An innovative AI company, backed by leading investors, is seeking a Senior Software Engineer to help shape the foundation for decentralized AI development at scale. The company provides a cutting-edge platform that enables researchers and engineers to train state-of-the-art models collaboratively, combining distributed training infrastructure with an intuitive developer experience.
The Role
This hybrid role spans both developer platform and infrastructure layers, offering the opportunity to work on two key areas:
1. AI Workload Management Platform – Developing user-friendly tools for managing AI workloads.
2. Distributed Training Infrastructure – Building high-performance infrastructure to support large-scale model training.
Key Responsibilities
Platform Development
• Develop intuitive web interfaces for AI workload management and monitoring.
• Build REST APIs and backend services using Python.
• Implement real-time monitoring and debugging tools.
• Create user-facing features for resource allocation and job scheduling.
Infrastructure Development
• Design and implement distributed training infrastructure in Rust.
• Develop high-performance networking and coordination components.
• Automate infrastructure provisioning with tools like Ansible.
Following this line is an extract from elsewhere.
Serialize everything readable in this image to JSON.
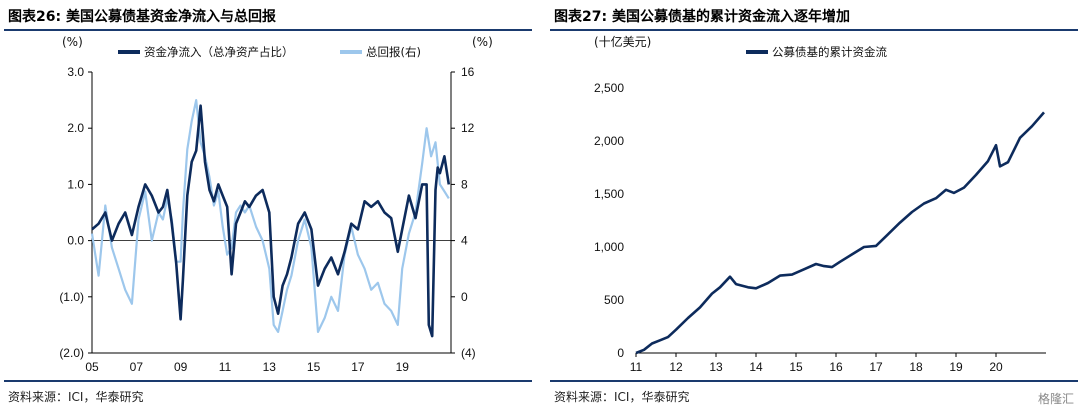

• Manage cloud resources and container orchestration (Kubernetes).
• Implement scheduling systems for heterogeneous hardware (CPU, GPU, TPU).
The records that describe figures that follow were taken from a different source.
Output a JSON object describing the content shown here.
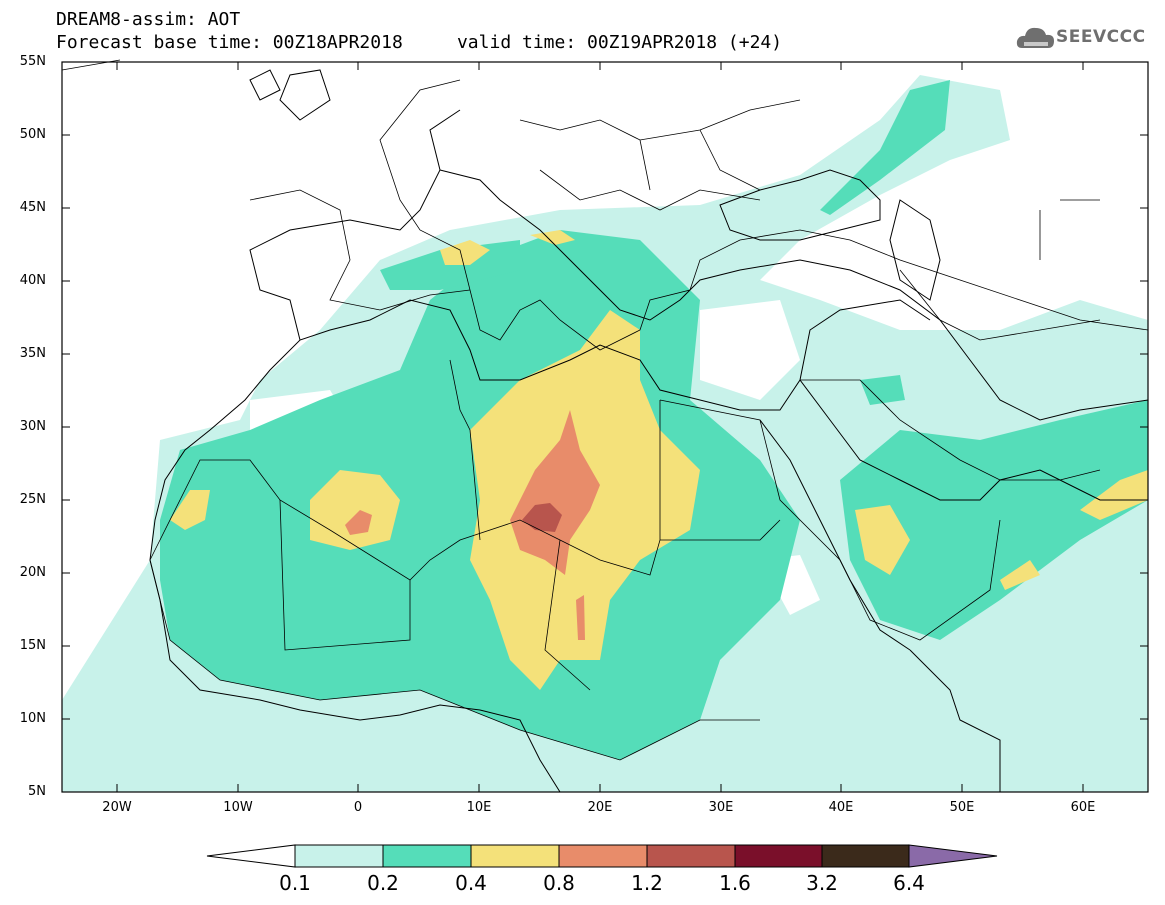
{
  "header": {
    "title_line1": "DREAM8-assim: AOT",
    "title_line2": "Forecast base time: 00Z18APR2018",
    "valid_time": "valid time: 00Z19APR2018 (+24)"
  },
  "logo": {
    "text": "SEEVCCC",
    "icon": "cloud-icon"
  },
  "map": {
    "lat_labels": [
      "55N",
      "50N",
      "45N",
      "40N",
      "35N",
      "30N",
      "25N",
      "20N",
      "15N",
      "10N",
      "5N"
    ],
    "lon_labels": [
      "20W",
      "10W",
      "0",
      "10E",
      "20E",
      "30E",
      "40E",
      "50E",
      "60E"
    ],
    "lon_range": [
      -25,
      65
    ],
    "lat_range": [
      5,
      55
    ]
  },
  "colorbar": {
    "labels": [
      "0.1",
      "0.2",
      "0.4",
      "0.8",
      "1.2",
      "1.6",
      "3.2",
      "6.4"
    ],
    "colors": [
      "#c8f2ea",
      "#55ddb9",
      "#f4e17a",
      "#e88c6a",
      "#b8554d",
      "#7a0f2a",
      "#3b2a1b",
      "#8a6aa8"
    ]
  }
}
Technical Skills & Experience
Required Skills
Platform Development:
• Strong backend development experience in Python (FastAPI, async).
• Proficiency in modern frontend frameworks (TypeScript, React/Next.js, Tailwind).
• Experience building developer tools and dashboards.
• Strong understanding of RESTful API design.
Infrastructure Development:
• Systems programming expertise with Rust.
• Hands-on experience with infrastructure automation (Ansible, Terraform).
• Proficiency in container orchestration (Kubernetes).
• Familiarity with cloud platforms (GCP preferred).
• Experience with observability tools (Prometheus, Grafana).
Nice to Have:
• Experience with GPU computing and ML infrastructure.
• Understanding of AI/ML model training architectures.
• Background in high-performance networking.
• Contributions to open-source infrastructure projects.
• Experience with real-time systems (WebSockets, streaming).